В те времена, когда я только пришёл в журналистику, в нашей редакции работали весьма интересные и колоритные личности. Чего стоят хотя бы такие кадры как Моховой и Прилепский.
Валентин Моховой издал пару сборников стихов. А до того как прийти к нам работал в краевой газете и еще в нескольких районных и городских редакциях.
Мужик он, бесспорно, был талантливый, однако на одном месте долго не задерживался, все заканчивалось банальным пьянством и увольнением «по собственному желанию». В нашу редакцию он делал несколько заходов.

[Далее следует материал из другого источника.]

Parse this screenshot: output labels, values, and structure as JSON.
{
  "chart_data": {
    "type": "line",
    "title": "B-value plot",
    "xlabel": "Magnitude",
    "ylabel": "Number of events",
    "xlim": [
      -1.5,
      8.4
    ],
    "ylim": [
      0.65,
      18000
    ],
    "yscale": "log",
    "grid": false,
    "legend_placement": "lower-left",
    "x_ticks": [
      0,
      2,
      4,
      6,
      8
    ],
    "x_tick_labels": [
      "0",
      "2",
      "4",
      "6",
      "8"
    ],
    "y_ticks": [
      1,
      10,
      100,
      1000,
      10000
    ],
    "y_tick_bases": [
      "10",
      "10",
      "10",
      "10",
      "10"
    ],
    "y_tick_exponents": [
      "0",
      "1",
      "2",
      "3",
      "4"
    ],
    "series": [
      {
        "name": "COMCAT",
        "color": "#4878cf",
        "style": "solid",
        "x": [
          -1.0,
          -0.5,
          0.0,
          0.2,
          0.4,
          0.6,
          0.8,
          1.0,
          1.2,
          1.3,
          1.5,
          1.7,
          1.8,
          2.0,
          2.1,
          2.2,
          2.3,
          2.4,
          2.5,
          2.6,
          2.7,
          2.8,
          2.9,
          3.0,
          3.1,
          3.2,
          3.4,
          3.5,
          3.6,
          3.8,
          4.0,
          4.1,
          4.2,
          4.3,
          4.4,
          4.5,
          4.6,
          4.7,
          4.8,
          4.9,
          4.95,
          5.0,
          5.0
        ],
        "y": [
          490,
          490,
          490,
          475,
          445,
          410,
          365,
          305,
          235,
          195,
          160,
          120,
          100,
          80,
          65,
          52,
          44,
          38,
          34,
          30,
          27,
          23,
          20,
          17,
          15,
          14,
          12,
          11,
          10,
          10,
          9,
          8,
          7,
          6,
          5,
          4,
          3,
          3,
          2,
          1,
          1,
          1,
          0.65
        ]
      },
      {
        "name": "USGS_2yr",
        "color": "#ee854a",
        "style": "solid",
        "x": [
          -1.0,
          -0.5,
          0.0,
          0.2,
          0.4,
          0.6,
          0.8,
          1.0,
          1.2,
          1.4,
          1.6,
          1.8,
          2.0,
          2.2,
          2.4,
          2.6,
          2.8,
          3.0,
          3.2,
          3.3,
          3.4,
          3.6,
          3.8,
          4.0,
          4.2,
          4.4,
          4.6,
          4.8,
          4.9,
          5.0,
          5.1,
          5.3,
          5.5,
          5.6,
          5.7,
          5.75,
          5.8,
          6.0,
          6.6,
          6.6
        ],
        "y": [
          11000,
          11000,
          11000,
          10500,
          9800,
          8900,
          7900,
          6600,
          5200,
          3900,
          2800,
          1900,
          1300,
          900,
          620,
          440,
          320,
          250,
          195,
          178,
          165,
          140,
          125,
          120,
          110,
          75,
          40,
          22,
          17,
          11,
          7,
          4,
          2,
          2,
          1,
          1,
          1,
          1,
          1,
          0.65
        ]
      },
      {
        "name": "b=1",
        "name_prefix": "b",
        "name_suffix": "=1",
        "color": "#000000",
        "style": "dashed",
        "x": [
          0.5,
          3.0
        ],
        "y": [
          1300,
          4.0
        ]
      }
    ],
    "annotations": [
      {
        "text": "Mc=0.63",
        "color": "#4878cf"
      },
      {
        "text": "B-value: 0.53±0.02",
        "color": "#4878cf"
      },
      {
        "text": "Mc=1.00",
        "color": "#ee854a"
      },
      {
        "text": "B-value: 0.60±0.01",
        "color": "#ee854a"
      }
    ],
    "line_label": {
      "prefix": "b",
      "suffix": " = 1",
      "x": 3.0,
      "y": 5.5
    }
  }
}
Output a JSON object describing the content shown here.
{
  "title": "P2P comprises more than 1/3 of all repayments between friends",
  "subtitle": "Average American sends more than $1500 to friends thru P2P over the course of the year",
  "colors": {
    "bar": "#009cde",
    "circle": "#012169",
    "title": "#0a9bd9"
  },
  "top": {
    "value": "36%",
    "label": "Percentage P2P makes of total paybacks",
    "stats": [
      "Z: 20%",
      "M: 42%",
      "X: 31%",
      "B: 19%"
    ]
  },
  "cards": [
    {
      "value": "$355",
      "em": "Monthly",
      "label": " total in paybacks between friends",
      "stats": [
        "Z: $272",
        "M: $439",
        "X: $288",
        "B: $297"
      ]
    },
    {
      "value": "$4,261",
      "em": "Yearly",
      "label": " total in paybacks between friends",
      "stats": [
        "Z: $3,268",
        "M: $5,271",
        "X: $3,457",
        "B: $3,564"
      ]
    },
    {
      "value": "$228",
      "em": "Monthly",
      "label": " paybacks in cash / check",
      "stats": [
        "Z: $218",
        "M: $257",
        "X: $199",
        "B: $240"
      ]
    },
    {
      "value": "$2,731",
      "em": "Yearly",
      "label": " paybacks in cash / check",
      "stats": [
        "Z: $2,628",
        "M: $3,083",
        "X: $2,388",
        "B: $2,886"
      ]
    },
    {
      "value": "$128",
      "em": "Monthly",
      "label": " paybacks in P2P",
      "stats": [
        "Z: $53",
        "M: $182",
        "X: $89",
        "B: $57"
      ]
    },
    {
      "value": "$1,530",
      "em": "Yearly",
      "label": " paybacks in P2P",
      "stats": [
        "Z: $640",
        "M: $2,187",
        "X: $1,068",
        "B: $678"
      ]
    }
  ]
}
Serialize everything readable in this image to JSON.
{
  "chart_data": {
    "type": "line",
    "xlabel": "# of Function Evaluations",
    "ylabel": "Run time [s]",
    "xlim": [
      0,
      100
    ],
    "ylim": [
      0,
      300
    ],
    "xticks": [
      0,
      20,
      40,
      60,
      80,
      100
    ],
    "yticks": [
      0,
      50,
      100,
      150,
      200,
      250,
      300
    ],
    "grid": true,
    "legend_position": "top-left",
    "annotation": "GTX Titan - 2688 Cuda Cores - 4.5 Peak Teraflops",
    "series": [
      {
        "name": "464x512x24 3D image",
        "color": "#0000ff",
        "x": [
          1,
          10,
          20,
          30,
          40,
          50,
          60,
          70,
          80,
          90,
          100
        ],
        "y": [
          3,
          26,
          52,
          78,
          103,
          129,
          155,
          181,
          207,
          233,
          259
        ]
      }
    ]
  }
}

Высокий, в черном костюме, белой сорочке и бабочке Моховой сидел в центре общей комнаты за массивным столом, что очень впечатляло входящих. Глядя на него, все понимали, что районная газета – это не абы что.
Бабушки снимали обувь на входе, и только потом ступали на ковровую дорожку, проложенную к его столу.
Моховой мог позволить себе во время планерки, а они часто проводились у нас ближе к вечеру, встать и сказать, что его рабочее время истекло и удалиться. Он был в разводе и иногда у редакции появлялись женщины, вот тогда он и уходил.
Поначалу наш главный редактор удивлялся таким демаршам, но Валентин был непреклонен. Слабость он питал к дамам образованным и интеллигентным.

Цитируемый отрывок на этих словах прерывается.